StuffThatWorks, which harnesses the power of artificial intelligence to crowdsource data on health-related issues, today announced it’s launching its platform after raising $9 million in seed funding.
When it comes to chronic conditions, many people find themselves dissatisfied with the slow process of medical science because it often requires lengthy test series and long visits with specialists. The properly cautious nature of medical treatment can lead to slow improvement, which leads many patients to social media to seek out anecdotes from other sufferers to identify other options.
For many patients and researchers, this second process is often haphazard and fraught with difficulty. It also often leads to questionable conclusions by patients who cannot easily sift through the experiences of other people in forums, Facebook and other places to get a better grasp on their own treatment.
Using a proprietary AI framework and the crowdsourced experiences of thousands of patients, StuffThatWorks hopes to provide that platform that can take those experiences and provide actionable insights for medical professionals to help suffers of chronic conditions.
“People are the ones that hold in-depth knowledge about themselves, their condition, and the way treatments affect them, ” said Yael Elish, co-foounder and chief executive of StuffThatWorks. “Collecting this knowledge in an organized and structured way across is the only way to compare effectiveness in scale. And when that’s done across all chronic conditions it creates a gold mine of data that can dramatically advance and facilitate research to the benefit of both the patient and the medical community.”
The more contributors the better the system gets for any given chronic condition. Although the platform is constantly collecting data from patients, it does not start providing access until it has enough experience information to start forming insights.
Initially, with no or little data available, the community will focus on inviting more people to share experiences. with only 100 contributors for now, initial insights about the condition only include vital stats and outcomes: age of onset, symptoms, aggravating factors and treatments.
At several hundred data points, the AI starts to rank treatment effectiveness levels. Finally, with thousands of people, the system can attempt to surface the most effective treatments for subgroups with similar internally consistent symptoms and outcomes and for individuals.
The platform currently hosts 110 condition communities, with nearly 180,000 contributors sharing more than 10 million data points and 150,000 experience-based, content-rich pages. Much of the data was collected while the company remained in stealth mode.
StuffThatWorks claims that its approach is relevant for all chronic conditions from the common, such as diabetes and attention deficit hyperactivity disorder, but also for rare and even orphaned diseases that receive little attention. The platform enables sufferers of specific conditions to create their own subgroups within minutes and invite others to take a survey and contribute as well.
To streamline the platform and make it as effective as possible for its clientele, StuffThatWorks is collaborating with a limited number of researchers, medical organizations and patient advocacy groups on Patient Reported Outcome research.
To build its database on Hidradenitis Suppurativa, a painful skin condition that causes inflamed lumps, StuffThatWorks collaborated with an external researcher from Bellinson hospital to perform a cross-sectional study.
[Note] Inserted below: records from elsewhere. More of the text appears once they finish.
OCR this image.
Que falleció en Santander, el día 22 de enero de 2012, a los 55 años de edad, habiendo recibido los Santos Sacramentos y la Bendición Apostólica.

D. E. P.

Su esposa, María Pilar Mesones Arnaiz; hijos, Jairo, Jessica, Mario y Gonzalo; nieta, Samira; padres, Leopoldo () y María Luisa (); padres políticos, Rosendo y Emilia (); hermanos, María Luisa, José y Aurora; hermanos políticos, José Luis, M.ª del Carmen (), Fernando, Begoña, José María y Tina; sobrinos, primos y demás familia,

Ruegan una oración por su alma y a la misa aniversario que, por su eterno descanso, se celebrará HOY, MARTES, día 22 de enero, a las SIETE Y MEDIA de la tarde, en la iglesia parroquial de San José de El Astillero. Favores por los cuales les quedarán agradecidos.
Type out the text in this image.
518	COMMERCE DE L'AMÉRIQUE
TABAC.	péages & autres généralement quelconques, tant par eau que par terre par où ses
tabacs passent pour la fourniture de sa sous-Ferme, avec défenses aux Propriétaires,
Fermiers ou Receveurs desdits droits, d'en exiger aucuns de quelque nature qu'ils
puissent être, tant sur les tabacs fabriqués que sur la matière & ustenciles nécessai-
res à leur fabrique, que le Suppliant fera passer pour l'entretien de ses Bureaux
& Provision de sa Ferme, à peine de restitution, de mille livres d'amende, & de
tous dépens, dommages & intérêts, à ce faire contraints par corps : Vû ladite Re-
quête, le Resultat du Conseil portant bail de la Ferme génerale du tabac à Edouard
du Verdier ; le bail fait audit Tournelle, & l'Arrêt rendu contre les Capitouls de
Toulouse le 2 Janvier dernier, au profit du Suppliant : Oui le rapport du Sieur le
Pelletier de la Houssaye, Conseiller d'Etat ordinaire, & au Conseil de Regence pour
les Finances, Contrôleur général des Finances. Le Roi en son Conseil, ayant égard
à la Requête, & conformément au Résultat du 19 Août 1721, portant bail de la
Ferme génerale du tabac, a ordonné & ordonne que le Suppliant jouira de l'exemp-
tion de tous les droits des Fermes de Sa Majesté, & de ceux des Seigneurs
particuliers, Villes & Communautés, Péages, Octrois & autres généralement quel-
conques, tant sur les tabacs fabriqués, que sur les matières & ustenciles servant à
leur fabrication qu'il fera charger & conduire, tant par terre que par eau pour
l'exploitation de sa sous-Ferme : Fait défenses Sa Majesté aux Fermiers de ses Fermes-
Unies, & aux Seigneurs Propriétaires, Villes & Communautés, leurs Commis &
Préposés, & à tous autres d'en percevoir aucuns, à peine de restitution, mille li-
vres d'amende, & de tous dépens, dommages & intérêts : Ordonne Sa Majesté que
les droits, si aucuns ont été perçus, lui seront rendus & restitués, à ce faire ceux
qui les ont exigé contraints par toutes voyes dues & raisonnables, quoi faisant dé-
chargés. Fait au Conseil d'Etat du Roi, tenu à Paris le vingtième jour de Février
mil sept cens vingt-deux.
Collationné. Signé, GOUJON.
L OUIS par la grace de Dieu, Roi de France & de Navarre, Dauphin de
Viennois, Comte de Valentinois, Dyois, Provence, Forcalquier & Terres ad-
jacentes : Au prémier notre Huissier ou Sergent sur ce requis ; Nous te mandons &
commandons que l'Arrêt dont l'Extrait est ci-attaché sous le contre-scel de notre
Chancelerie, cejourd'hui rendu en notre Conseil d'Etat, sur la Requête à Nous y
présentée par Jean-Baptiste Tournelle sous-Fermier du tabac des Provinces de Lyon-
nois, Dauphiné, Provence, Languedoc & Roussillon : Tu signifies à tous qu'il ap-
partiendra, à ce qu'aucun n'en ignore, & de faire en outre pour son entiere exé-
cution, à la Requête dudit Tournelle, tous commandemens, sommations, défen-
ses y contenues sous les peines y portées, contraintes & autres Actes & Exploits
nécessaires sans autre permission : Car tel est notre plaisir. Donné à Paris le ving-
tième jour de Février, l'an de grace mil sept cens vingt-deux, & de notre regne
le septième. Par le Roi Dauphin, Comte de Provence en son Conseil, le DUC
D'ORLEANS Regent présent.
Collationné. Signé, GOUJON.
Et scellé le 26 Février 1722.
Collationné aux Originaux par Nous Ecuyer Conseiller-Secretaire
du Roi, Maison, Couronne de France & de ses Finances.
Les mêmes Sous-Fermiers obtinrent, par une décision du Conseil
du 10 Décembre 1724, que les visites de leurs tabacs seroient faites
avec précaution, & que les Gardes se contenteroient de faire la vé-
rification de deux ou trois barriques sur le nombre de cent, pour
The company used its system to describe the cohort and compared the effectiveness of treatments based on their internal AI-model within formal guidelines per the Journal of the American Academy of Dermatology. This study has not yet been published.
This seed funding round was joined by Bessemer Venture Partners, 83North and Ofek Ventures. The company expects to use the funding to expand its operations, hone its AI algorithm and enable more condition-based communities to gather further data, thus enhancing the insights the platform can provide.